The fractal in the aspect's iris.
"You have no idea how beautiful it is— what I can see." Molly laughed and Andre shuddered. Awe or fright? He didn't know.
"She was just a woman," Molly said. "I think she came from around Jupiter. A moon or something, you know." Molly made a sweeping motion toward her window. As with many inner-system denizens, the outer system was a great unknown, and all the same, to her. "She grew up on some odd kind of farm."
"A Callisto free grange?"
"I'm sure I don't know. She didn't talk about it much."
"What was she like?"
"Difficult."
"What do you mean?"
"I'll tell you." Tea sip. Andre realized he hadn't picked his up yet. He did so, tried it. It was wonderful, and all grist. A bit creepy to think about drinking it down.
I'll take care of it, don't you worry, said his pellicle.
I know you will.
"Alethea had two qualities that should never exist within one organic mind. A big intellect and a big heart. She felt everything, and she thought about it far too much. She was born to be a LAP. And she finally found a way to do it."
"Ben."
"They fell in love. It was also her good fortune that he could get her past the screening procedures. But Alethea always was a fortunate woman. She was lucky, on a quantum level. Until she wasn't."
"So she and Ben were together before he became… Thaddeus."
"For a year."
"Were you jealous?"
"I'd had enough of Alethea by then. I'll always love her, but I want a life that's… plain. She was a tangle I couldn't untangle." Molly touched her fingers to her nose and tweaked it. It was a darling gesture, Andre thought. "Besides," Molly said, "She left me."
"What did that do to you and Ben?"
"Nothing. I love Ben. He's my best friend."
She was speaking in the present tense about him, but Andre let it pass.
"Why did he change his name, Molly? I never understood that."
"Because he wasn't a LAP."
"What do you mean? Of course he was. A special one. Very special. But still—"
"No. He said he was something new. He said he wasn't Ben anymore. It was kind of a joke with him, though. Because, of course, he was still Ben. Thaddeus may have been more than a man, but he definitely was at least a man, and that man was Ben Kaye. He never could explain it to me."

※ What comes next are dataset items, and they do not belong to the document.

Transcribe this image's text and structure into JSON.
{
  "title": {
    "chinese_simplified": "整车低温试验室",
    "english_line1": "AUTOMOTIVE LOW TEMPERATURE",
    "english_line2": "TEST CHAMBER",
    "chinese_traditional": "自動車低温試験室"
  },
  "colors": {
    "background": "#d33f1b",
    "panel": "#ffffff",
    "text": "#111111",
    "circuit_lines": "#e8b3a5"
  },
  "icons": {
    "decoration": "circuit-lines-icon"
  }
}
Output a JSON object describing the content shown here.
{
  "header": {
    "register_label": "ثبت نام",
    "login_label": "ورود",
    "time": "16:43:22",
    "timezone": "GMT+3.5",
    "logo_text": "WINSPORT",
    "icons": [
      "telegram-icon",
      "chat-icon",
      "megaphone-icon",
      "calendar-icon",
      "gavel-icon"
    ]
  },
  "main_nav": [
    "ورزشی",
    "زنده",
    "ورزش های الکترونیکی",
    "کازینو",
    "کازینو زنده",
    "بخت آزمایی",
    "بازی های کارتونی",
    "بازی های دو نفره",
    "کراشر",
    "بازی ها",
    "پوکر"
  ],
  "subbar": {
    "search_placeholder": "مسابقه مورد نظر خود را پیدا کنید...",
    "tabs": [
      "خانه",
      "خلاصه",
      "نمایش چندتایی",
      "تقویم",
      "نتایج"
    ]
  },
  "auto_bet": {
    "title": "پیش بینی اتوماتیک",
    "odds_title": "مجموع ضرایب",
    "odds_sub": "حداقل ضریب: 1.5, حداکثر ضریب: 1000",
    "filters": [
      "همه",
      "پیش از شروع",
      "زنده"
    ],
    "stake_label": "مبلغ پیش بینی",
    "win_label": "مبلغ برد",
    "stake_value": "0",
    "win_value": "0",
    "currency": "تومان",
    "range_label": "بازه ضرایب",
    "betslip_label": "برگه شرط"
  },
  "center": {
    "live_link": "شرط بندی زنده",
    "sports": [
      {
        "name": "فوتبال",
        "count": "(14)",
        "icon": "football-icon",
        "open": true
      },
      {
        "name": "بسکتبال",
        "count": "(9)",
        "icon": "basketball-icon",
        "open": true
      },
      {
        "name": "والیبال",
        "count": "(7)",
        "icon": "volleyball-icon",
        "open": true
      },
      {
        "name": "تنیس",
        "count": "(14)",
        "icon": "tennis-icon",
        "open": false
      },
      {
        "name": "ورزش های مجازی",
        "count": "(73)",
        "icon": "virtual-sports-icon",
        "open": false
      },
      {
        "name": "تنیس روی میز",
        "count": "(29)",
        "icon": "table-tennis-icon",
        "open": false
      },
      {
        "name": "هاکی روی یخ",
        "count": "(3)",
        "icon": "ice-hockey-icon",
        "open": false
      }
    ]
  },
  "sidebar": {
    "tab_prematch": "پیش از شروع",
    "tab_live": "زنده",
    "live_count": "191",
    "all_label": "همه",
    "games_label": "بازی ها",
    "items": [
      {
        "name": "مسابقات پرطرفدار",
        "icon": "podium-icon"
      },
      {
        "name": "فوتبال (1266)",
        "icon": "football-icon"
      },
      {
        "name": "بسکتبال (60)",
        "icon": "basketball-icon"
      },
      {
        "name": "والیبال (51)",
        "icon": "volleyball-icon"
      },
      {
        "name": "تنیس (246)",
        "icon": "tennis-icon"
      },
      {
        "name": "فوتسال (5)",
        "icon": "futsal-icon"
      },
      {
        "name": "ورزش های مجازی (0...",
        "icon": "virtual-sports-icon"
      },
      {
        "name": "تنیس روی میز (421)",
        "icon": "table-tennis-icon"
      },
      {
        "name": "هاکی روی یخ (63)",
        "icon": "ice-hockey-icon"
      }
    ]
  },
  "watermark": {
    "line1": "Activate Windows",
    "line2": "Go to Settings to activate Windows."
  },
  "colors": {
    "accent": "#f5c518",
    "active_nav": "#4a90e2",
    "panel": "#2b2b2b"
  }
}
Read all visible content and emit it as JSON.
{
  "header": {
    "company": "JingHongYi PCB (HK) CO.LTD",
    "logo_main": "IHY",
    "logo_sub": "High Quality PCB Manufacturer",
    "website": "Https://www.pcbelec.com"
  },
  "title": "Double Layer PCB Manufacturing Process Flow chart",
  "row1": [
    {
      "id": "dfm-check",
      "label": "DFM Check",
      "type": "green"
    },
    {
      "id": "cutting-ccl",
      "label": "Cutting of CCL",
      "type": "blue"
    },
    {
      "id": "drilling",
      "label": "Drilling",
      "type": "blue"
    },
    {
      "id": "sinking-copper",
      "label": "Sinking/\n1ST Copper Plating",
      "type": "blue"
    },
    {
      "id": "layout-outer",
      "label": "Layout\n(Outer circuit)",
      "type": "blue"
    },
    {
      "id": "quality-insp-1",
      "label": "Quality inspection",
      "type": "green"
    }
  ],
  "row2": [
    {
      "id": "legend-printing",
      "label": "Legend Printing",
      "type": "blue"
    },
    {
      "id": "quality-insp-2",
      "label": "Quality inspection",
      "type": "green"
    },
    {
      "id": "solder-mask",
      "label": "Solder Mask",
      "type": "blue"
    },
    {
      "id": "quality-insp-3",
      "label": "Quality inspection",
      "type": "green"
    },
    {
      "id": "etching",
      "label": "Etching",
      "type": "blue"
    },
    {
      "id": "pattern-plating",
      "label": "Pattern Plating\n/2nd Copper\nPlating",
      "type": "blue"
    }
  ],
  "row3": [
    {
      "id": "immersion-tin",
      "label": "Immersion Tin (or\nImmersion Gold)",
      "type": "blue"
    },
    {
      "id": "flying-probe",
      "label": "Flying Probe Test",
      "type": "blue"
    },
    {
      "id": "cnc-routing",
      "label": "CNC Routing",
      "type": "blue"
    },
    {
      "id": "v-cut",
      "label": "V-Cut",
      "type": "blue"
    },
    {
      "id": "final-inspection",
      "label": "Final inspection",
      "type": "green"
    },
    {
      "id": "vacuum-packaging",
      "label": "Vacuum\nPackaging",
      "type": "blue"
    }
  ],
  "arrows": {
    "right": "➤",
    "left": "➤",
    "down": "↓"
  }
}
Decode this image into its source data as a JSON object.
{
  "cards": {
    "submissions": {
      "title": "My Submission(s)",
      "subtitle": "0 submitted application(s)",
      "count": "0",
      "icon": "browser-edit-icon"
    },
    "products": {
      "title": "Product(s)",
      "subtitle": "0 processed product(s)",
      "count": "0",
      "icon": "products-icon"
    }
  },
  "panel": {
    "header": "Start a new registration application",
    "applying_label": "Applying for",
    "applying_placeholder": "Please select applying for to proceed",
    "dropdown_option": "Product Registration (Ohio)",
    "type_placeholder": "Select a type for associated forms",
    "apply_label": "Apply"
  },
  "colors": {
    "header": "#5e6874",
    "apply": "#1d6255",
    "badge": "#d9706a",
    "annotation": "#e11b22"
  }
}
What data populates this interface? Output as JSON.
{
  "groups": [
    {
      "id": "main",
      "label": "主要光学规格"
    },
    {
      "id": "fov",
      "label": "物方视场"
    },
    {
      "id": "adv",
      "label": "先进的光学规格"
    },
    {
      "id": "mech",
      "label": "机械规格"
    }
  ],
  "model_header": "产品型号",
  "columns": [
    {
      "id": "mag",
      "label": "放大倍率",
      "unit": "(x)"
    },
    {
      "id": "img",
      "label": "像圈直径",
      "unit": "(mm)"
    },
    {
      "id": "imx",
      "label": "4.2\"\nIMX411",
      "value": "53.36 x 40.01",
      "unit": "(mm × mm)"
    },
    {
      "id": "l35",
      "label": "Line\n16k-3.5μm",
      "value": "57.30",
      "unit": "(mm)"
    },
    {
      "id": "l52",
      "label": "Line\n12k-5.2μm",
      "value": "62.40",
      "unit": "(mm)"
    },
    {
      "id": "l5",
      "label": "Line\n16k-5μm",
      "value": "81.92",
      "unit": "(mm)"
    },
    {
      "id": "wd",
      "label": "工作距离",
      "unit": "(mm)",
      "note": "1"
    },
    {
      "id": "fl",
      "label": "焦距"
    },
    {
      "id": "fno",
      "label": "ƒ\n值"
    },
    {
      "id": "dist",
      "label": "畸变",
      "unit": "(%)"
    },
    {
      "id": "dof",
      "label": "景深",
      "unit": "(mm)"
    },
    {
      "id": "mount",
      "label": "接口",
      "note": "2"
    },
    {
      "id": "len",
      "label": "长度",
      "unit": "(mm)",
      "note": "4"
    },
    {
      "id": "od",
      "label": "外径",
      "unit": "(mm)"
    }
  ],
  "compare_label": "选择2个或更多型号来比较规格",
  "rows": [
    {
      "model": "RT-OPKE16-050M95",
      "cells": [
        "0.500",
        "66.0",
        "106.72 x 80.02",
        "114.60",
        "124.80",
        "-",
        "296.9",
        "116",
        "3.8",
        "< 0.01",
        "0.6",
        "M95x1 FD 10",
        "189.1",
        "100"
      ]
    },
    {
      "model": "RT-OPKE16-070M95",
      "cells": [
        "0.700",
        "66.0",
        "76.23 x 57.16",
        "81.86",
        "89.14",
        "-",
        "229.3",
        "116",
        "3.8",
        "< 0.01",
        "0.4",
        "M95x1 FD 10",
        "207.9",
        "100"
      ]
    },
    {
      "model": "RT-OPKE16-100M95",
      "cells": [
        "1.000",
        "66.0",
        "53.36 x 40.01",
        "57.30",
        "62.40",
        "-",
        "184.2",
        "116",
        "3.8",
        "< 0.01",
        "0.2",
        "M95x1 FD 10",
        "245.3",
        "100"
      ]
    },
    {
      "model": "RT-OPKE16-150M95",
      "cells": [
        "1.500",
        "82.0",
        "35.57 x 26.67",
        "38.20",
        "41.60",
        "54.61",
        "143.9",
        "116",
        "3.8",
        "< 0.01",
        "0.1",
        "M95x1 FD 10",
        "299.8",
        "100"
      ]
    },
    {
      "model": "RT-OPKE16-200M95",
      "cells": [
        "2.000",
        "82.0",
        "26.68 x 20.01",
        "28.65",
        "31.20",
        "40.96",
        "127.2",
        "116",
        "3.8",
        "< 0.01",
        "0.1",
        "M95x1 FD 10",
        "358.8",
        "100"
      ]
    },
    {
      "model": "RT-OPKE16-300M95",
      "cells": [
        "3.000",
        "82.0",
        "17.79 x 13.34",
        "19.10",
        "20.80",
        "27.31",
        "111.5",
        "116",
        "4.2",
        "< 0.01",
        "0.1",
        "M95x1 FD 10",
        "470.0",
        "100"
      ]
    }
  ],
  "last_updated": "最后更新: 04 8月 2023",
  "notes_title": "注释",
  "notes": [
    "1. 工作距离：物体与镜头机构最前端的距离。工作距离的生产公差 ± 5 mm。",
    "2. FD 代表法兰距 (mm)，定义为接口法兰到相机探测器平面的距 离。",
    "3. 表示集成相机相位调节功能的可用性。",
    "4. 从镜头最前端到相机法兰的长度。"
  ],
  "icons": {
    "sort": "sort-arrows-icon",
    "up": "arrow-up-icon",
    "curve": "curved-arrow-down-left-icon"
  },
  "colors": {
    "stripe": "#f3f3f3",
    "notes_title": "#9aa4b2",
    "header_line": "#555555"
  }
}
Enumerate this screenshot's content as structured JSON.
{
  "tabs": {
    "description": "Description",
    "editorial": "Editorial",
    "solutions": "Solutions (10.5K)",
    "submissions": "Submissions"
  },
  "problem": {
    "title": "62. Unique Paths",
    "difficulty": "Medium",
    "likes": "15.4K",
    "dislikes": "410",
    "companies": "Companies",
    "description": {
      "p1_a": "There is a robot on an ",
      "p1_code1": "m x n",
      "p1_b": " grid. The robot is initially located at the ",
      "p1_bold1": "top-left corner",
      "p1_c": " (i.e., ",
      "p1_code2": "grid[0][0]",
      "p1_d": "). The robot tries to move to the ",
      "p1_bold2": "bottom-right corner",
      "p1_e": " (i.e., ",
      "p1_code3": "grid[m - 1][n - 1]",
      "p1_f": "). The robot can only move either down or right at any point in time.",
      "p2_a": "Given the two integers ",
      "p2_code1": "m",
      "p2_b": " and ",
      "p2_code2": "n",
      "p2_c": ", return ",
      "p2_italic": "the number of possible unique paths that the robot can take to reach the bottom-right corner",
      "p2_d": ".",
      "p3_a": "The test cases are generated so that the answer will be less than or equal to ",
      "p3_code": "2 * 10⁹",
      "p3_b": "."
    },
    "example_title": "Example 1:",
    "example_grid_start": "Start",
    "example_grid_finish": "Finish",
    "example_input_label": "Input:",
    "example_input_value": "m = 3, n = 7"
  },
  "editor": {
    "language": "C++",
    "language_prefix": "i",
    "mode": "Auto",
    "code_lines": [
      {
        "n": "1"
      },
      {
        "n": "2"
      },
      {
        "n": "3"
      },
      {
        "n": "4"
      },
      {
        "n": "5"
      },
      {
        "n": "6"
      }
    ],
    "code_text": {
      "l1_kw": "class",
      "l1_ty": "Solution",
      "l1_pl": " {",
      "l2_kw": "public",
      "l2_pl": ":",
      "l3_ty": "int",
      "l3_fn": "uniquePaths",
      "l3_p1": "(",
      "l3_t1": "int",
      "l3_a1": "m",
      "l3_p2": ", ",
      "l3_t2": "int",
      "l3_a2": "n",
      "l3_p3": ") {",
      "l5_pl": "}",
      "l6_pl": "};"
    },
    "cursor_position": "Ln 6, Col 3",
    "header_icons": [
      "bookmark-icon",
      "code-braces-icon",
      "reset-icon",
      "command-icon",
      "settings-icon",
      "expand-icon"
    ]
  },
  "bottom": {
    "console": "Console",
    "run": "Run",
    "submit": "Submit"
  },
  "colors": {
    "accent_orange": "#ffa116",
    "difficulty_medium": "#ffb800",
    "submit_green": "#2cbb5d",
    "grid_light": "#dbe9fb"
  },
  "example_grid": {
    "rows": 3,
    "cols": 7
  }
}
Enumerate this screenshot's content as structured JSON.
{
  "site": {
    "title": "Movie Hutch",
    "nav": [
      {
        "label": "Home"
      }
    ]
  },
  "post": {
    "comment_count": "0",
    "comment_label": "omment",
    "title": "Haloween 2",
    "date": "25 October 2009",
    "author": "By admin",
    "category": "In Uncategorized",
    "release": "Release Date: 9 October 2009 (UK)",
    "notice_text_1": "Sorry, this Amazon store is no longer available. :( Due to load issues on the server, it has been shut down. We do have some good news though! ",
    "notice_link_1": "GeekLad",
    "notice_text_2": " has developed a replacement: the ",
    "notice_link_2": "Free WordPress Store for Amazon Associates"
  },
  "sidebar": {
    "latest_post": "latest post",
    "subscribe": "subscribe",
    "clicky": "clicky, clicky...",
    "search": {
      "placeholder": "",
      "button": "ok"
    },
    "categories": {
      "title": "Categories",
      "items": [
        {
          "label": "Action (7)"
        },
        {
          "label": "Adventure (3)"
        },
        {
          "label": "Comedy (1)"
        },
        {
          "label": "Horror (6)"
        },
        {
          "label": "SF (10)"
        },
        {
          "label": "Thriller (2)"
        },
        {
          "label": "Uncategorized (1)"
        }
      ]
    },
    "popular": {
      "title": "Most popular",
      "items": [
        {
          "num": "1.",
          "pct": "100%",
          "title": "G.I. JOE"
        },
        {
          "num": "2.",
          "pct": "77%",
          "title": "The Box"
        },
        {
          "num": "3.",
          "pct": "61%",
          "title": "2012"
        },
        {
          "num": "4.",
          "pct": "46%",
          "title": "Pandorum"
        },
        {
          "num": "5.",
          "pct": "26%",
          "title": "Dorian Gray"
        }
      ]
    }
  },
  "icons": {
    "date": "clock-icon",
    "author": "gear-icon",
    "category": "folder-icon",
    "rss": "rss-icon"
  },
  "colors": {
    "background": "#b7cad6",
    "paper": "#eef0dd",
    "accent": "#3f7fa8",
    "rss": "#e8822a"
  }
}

"Time propagation without consciousness overlap. That was always the problem with the time tower LAPs. Interference patterns. Dropouts. But with Thaddeus, they finally got the frequency right. One consciousness propagated into the future and bounced back with antiparticle quantum entanglement."
"I never understood a bit of that jargon you time specialists use."
"We made God."
Molly snorted and tea came out her nose. She laughed until tears came to her eyes.
"We made something," she said. "Something very different than what's come b
efore. But Andre, I knew Thaddeus. He was the last thing in the universe I would consider worshiping."
"Some didn't share your opinion."
"Thaddeus thought they were crazy. They made him very uncomfortable."
"Was Alethea one of them?"
"Alethea? Alethea was a stone-cold atheist when it came to Thaddeus. But what she did was worse. Far worse."